Паул попытался уговорить ее остаться с Инид и Мадогом, но Алис намертво вцепилась в него, зная, что ему не хватит духу ее оттолкнуть. Так оно и вышло: он только попросил ее собрать вещички, да поскорее.

Солнце стояло уже высоко, когда они тронулись в путь, и Паул предупредил, что поедет без остановок, разве что даст лошадям передохнуть, но не дольше, чем необходимо. Он говорил, а сам всматривался в глубь леса по обе стороны дороги. Алис проследила за его взглядом, блуждающим между деревьев. Она плотнее завернулась в мамино пальто – в последний момент перед уходом она стащила его с крючка на кухне. Пальто пахло мамой и немножко завтраком.

Через несколько часов Паул остановил повозку у ручья, протекавшего неподалеку от дороги, чтобы напоить лошадей. Порывшись в мешке, он достал немного вяленого мяса, кусочек сыра и яблоко и протянул Алис. Девочка устроилась на камне, а торговец присел на пень, но вскоре снова поднялся, поглядывая то на нее, то на непроницаемый лес у нее за спиной.

Паулу было не по себе, хотя Алис позабыла собственные страхи, как только мертвая деревня скрылась из виду. Вместо этого на душу легла тяжесть, будто девочка тащила камень, такой огромный, что даже идти трудно. Но страх Паула вновь разбудил ее тревоги. Вдоль позвоночника побежали щекочущие мурашки, словно кто-то провел ей ногтем по спине.

Алис доела яблоко и поскорее вскочила с камня. Паул уже сидел в фургоне, ожидая ее. Он помог девочке залезть внутрь, и они тронулись. Вечерело, солнечный свет потускнел, и Паул неустанно всматривался в лес, вертя головой то влево, то вправо, как настороженная птица.

Почувствовав взгляд своей спутницы, Паул встряхнул головой и улыбнулся:

– Нечего бояться, красавица Алис. Скоро мы доставим тебя в Дефаид, где ты будешь в тепле и безопасности.

Алис уже достаточно хорошо понимала взрослых, чтобы различить, когда они говорят вещи, в которых сами не уверены.

– А что ты там, в лесу, все время высматриваешь?

Паул зыркнул на нее и поднял глаза к небу, будто ища поддержки у пролетающей вороны. Потом он засмеялся, но без особого веселья.

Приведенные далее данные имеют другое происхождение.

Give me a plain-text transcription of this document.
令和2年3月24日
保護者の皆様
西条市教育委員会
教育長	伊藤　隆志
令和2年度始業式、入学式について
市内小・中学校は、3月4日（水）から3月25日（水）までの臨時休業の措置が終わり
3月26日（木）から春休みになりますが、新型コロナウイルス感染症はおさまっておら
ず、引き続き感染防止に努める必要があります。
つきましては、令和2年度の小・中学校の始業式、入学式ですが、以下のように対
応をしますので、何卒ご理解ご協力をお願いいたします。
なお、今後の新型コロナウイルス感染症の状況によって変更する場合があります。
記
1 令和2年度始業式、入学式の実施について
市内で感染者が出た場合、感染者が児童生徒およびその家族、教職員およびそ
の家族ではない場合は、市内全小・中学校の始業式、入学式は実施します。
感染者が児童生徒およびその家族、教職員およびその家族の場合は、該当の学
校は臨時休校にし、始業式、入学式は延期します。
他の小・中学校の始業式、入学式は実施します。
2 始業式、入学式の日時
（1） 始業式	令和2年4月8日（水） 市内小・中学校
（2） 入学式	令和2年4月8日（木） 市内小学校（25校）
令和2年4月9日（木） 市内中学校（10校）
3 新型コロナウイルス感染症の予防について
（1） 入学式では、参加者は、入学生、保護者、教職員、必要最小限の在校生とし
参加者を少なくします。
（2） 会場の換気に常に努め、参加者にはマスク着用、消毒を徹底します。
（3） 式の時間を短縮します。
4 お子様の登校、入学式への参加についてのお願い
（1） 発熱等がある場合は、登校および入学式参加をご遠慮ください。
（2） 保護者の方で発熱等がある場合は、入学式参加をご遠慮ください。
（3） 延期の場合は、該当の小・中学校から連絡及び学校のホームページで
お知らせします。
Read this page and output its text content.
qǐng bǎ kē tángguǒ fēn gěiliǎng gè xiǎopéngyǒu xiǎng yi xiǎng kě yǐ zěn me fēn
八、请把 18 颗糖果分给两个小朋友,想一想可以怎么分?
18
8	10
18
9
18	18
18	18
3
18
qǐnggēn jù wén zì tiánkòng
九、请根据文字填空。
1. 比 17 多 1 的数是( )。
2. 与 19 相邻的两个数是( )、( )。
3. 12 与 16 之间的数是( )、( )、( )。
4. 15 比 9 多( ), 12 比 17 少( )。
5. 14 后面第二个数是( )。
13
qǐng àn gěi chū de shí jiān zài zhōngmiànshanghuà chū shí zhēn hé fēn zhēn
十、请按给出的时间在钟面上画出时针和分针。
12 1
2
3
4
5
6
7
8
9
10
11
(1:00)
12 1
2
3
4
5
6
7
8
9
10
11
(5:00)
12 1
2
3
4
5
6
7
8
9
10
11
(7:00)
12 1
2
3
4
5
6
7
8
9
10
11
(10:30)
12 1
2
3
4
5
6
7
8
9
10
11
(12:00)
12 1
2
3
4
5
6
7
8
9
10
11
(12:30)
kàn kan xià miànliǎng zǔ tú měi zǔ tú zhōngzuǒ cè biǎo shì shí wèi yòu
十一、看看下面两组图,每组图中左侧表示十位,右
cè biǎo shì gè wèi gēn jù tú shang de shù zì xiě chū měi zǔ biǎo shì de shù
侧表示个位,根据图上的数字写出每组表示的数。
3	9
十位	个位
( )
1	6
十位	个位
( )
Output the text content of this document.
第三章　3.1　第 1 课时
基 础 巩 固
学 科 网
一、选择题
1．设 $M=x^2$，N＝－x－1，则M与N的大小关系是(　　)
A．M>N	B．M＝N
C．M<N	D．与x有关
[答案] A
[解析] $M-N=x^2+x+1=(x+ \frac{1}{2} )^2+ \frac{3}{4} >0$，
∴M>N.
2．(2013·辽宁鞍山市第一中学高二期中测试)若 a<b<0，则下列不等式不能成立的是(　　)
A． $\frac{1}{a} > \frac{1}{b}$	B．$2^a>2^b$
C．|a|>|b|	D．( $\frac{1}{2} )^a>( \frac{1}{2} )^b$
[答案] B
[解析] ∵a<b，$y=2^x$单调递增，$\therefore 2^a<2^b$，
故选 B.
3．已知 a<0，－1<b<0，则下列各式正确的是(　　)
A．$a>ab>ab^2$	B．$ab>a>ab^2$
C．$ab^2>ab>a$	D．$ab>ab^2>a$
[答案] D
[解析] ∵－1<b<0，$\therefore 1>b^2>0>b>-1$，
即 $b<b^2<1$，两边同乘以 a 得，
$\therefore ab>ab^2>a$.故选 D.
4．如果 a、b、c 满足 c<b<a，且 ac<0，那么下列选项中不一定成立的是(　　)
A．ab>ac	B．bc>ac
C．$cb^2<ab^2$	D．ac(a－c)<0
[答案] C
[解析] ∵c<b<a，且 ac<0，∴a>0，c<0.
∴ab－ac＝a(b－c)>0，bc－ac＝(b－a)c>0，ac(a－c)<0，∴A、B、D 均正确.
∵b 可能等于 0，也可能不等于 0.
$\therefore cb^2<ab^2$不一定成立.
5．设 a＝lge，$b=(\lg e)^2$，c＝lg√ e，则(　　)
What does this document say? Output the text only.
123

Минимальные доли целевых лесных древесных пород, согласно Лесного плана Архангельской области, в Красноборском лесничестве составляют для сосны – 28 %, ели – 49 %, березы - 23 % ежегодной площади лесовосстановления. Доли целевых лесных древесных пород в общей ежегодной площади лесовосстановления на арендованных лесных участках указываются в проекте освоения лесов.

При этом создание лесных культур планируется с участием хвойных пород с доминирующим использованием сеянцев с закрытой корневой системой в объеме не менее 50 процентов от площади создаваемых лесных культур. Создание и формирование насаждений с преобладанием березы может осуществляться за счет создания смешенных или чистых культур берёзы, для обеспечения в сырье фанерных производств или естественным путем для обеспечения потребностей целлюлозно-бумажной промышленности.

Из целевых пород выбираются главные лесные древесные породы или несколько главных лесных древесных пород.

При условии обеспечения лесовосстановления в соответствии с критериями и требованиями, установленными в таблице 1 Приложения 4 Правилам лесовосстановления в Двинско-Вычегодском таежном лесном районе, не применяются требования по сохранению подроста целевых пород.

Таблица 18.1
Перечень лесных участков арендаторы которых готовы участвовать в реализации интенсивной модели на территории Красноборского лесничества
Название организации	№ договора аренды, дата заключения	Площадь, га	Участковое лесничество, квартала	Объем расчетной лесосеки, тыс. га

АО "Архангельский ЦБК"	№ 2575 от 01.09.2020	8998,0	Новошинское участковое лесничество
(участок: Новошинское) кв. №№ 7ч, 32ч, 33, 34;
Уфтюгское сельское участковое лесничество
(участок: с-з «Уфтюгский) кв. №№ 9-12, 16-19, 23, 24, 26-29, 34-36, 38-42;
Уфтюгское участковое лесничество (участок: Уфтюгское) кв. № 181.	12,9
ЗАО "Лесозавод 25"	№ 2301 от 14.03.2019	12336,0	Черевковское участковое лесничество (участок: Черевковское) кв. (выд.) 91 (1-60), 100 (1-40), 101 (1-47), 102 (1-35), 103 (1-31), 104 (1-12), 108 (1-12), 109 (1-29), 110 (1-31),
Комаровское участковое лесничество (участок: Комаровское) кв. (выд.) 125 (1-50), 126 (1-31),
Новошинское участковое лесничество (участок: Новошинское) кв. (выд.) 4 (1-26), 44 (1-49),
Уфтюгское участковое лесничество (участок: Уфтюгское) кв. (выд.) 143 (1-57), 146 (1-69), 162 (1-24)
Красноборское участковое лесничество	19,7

– А сама-то как думаешь, девчушка? – спросил он мягко, без раздражения. – У меня нет своих детей, а ты, по-моему, слишком маленькая, чтобы слышать такое, но родители твои умерли. И в этом лесу я высматриваю то, что убило их. Думаю, ты и сама догадалась, Алис, ты ведь смышленая малышка и все схватываешь на лету. И в Дефаиде тебе лучше держаться настороже. Глазки открой пошире, а рот запри на замок, дитя. И никаких разговоров о том, что таится в лесу. Это мой тебе главный совет.

Торговец кивнул ей и снова перевел взгляд на лошадей и дорогу впереди, давая понять, что разговор окончен.

– А что таится в лесу?

Паул снова закатил глаза:

– Разве я только что не предостерегал тебя, дитя, насчет подобных разговоров?

– Ага, предостерегал, но мы же еще не в Дефаиде.

Паул издал короткий восхищенный смешок:

– Вот хитрющая девчонка! В жизни таких не встречал. – Потом его лицо снова стало серьезным. – Должен сказать, я бы тоже гадал, что к чему, случись такое с моими старика ми. – Он глянул на девочку, будто прикидывая, придется ли ей впору новое платье. – Только имей в виду, я сам толком не знаю, потому что слышал лишь всякие пересуды. Сплошные байки, больше ничего. Но сдается мне, к твоим родителям и всем остальным наведались… короче, их навестили пожиратели душ.

Едва он произнес эти два слова – «пожиратели душ», – сердце у Алис екнуло. Ведь так и выглядели мама с папой, будто из них вынули душу. А тело бросили за ненадобностью.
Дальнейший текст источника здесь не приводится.